THE “10 Concerts I’ve Been To, One is a Lie” status update trend that has been sweeping Facebook might seem like an innocent game, but there could be something unintentionally sinister about it.
For those who haven’t seen it on their timelines, the format is simple. All you do is share a list of 10 music gigs: nine of which you’ve been to and one that you haven’t. The fun is that your friends have to comment on the status, guessing which concert is the odd one out.
Security experts think this could pose a risk. The first concert you attended is a common question for bank accounts – making it easier for a hacker to work out what your personal answer is and access your details.

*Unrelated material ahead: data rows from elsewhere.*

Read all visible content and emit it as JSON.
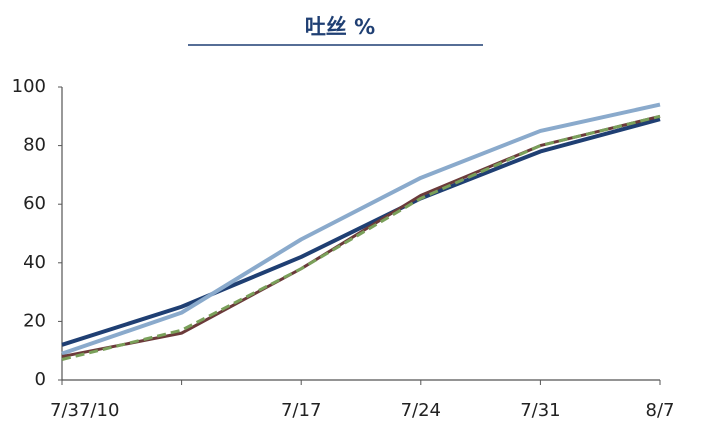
{
  "chart_data": {
    "type": "line",
    "title": "吐丝 %",
    "categories": [
      "7/37/10",
      null,
      "7/17",
      "7/24",
      "7/31",
      "8/7"
    ],
    "series": [
      {
        "color": "#1f3f73",
        "values": [
          12,
          25,
          42,
          62,
          78,
          89
        ]
      },
      {
        "color": "#8aaacc",
        "values": [
          9,
          23,
          48,
          69,
          85,
          94
        ]
      },
      {
        "color": "#6b3a3a",
        "values": [
          8,
          16,
          38,
          63,
          80,
          90
        ]
      },
      {
        "color": "#7aa05a",
        "values": [
          7,
          17,
          38,
          62,
          80,
          90
        ],
        "dashed": true
      }
    ],
    "ylim": [
      0,
      100
    ],
    "yticks": [
      0,
      20,
      40,
      60,
      80,
      100
    ],
    "grid": false
  }
}
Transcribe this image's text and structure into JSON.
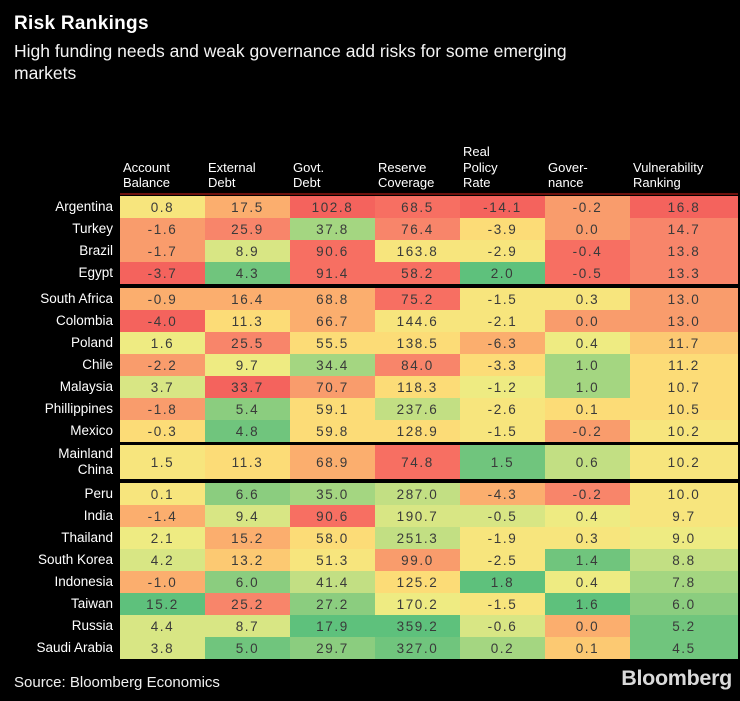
{
  "title": "Risk Rankings",
  "subtitle": "High funding needs and weak governance add risks for some emerging\nmarkets",
  "source": "Source: Bloomberg Economics",
  "brand": "Bloomberg",
  "palette": {
    "c1": "#f4635d",
    "c2": "#f76f62",
    "c3": "#f8856a",
    "c4": "#f99c6c",
    "c5": "#fbae6e",
    "c6": "#fcc972",
    "c7": "#fcdc77",
    "c8": "#f7e57d",
    "c9": "#eeeb82",
    "c10": "#d8e684",
    "c11": "#c2df83",
    "c12": "#a4d681",
    "c13": "#8bcd7f",
    "c14": "#70c57d",
    "c15": "#5ec17c"
  },
  "chart_data": {
    "type": "heatmap",
    "legend": "red = higher risk, green = lower risk",
    "columns": [
      "Account\nBalance",
      "External\nDebt",
      "Govt.\nDebt",
      "Reserve\nCoverage",
      "Real\nPolicy\nRate",
      "Gover-\nnance",
      "Vulnerability\nRanking"
    ],
    "rows": [
      {
        "label": "Argentina",
        "values": [
          "0.8",
          "17.5",
          "102.8",
          "68.5",
          "-14.1",
          "-0.2",
          "16.8"
        ],
        "colors": [
          "c8",
          "c5",
          "c1",
          "c2",
          "c1",
          "c4",
          "c1"
        ]
      },
      {
        "label": "Turkey",
        "values": [
          "-1.6",
          "25.9",
          "37.8",
          "76.4",
          "-3.9",
          "0.0",
          "14.7"
        ],
        "colors": [
          "c4",
          "c3",
          "c12",
          "c3",
          "c7",
          "c4",
          "c3"
        ]
      },
      {
        "label": "Brazil",
        "values": [
          "-1.7",
          "8.9",
          "90.6",
          "163.8",
          "-2.9",
          "-0.4",
          "13.8"
        ],
        "colors": [
          "c4",
          "c10",
          "c2",
          "c8",
          "c8",
          "c2",
          "c3"
        ]
      },
      {
        "label": "Egypt",
        "values": [
          "-3.7",
          "4.3",
          "91.4",
          "58.2",
          "2.0",
          "-0.5",
          "13.3"
        ],
        "colors": [
          "c1",
          "c14",
          "c2",
          "c2",
          "c15",
          "c2",
          "c3"
        ],
        "gap_below": true
      },
      {
        "label": "South Africa",
        "values": [
          "-0.9",
          "16.4",
          "68.8",
          "75.2",
          "-1.5",
          "0.3",
          "13.0"
        ],
        "colors": [
          "c5",
          "c5",
          "c5",
          "c2",
          "c8",
          "c8",
          "c4"
        ]
      },
      {
        "label": "Colombia",
        "values": [
          "-4.0",
          "11.3",
          "66.7",
          "144.6",
          "-2.1",
          "0.0",
          "13.0"
        ],
        "colors": [
          "c1",
          "c7",
          "c5",
          "c8",
          "c8",
          "c4",
          "c4"
        ]
      },
      {
        "label": "Poland",
        "values": [
          "1.6",
          "25.5",
          "55.5",
          "138.5",
          "-6.3",
          "0.4",
          "11.7"
        ],
        "colors": [
          "c9",
          "c3",
          "c7",
          "c7",
          "c5",
          "c9",
          "c6"
        ]
      },
      {
        "label": "Chile",
        "values": [
          "-2.2",
          "9.7",
          "34.4",
          "84.0",
          "-3.3",
          "1.0",
          "11.2"
        ],
        "colors": [
          "c4",
          "c9",
          "c12",
          "c3",
          "c7",
          "c12",
          "c7"
        ]
      },
      {
        "label": "Malaysia",
        "values": [
          "3.7",
          "33.7",
          "70.7",
          "118.3",
          "-1.2",
          "1.0",
          "10.7"
        ],
        "colors": [
          "c10",
          "c1",
          "c4",
          "c7",
          "c9",
          "c12",
          "c7"
        ]
      },
      {
        "label": "Phillippines",
        "values": [
          "-1.8",
          "5.4",
          "59.1",
          "237.6",
          "-2.6",
          "0.1",
          "10.5"
        ],
        "colors": [
          "c4",
          "c13",
          "c7",
          "c11",
          "c8",
          "c7",
          "c7"
        ]
      },
      {
        "label": "Mexico",
        "values": [
          "-0.3",
          "4.8",
          "59.8",
          "128.9",
          "-1.5",
          "-0.2",
          "10.2"
        ],
        "colors": [
          "c7",
          "c14",
          "c7",
          "c7",
          "c8",
          "c4",
          "c8"
        ]
      },
      {
        "label": "Mainland\nChina",
        "values": [
          "1.5",
          "11.3",
          "68.9",
          "74.8",
          "1.5",
          "0.6",
          "10.2"
        ],
        "colors": [
          "c8",
          "c7",
          "c5",
          "c2",
          "c14",
          "c11",
          "c8"
        ],
        "tall": true,
        "gap_above": true,
        "gap_below": true
      },
      {
        "label": "Peru",
        "values": [
          "0.1",
          "6.6",
          "35.0",
          "287.0",
          "-4.3",
          "-0.2",
          "10.0"
        ],
        "colors": [
          "c8",
          "c13",
          "c12",
          "c11",
          "c5",
          "c3",
          "c8"
        ]
      },
      {
        "label": "India",
        "values": [
          "-1.4",
          "9.4",
          "90.6",
          "190.7",
          "-0.5",
          "0.4",
          "9.7"
        ],
        "colors": [
          "c5",
          "c10",
          "c2",
          "c10",
          "c10",
          "c9",
          "c8"
        ]
      },
      {
        "label": "Thailand",
        "values": [
          "2.1",
          "15.2",
          "58.0",
          "251.3",
          "-1.9",
          "0.3",
          "9.0"
        ],
        "colors": [
          "c9",
          "c5",
          "c7",
          "c11",
          "c8",
          "c8",
          "c9"
        ]
      },
      {
        "label": "South Korea",
        "values": [
          "4.2",
          "13.2",
          "51.3",
          "99.0",
          "-2.5",
          "1.4",
          "8.8"
        ],
        "colors": [
          "c10",
          "c6",
          "c8",
          "c4",
          "c8",
          "c14",
          "c11"
        ]
      },
      {
        "label": "Indonesia",
        "values": [
          "-1.0",
          "6.0",
          "41.4",
          "125.2",
          "1.8",
          "0.4",
          "7.8"
        ],
        "colors": [
          "c5",
          "c13",
          "c11",
          "c7",
          "c15",
          "c9",
          "c12"
        ]
      },
      {
        "label": "Taiwan",
        "values": [
          "15.2",
          "25.2",
          "27.2",
          "170.2",
          "-1.5",
          "1.6",
          "6.0"
        ],
        "colors": [
          "c15",
          "c3",
          "c13",
          "c9",
          "c8",
          "c15",
          "c13"
        ]
      },
      {
        "label": "Russia",
        "values": [
          "4.4",
          "8.7",
          "17.9",
          "359.2",
          "-0.6",
          "0.0",
          "5.2"
        ],
        "colors": [
          "c10",
          "c10",
          "c15",
          "c15",
          "c10",
          "c5",
          "c14"
        ]
      },
      {
        "label": "Saudi Arabia",
        "values": [
          "3.8",
          "5.0",
          "29.7",
          "327.0",
          "0.2",
          "0.1",
          "4.5"
        ],
        "colors": [
          "c10",
          "c14",
          "c13",
          "c14",
          "c12",
          "c6",
          "c14"
        ]
      }
    ]
  }
}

However, this danger is only moderate, because not all websites use your first concert as a security question. The greater danger comes from social engineering.
This is when cybercriminals can find out information about your age, music taste, religion or other identifying details through your online activity, which they can then use to compromise your online security.
Software engineer and security researcher Alec Muffatt told the New York Times there are two sides to fun games like “10 Concerts”.
“They are cute, a little bit fun, you learn new things about your friends, and sometimes you get a surprise or two,” he said.
But on the flipside: “There are certainly also polls that are geared towards collecting information which could be used to fraudulently ‘recover’ an account.”
He advises that you should completely make up your passwords to ensure cyber safety. Common answers like your mother’s maiden name are facts, which can be found out by hackers, so you’re safer coming up with something new that can’t be deduced.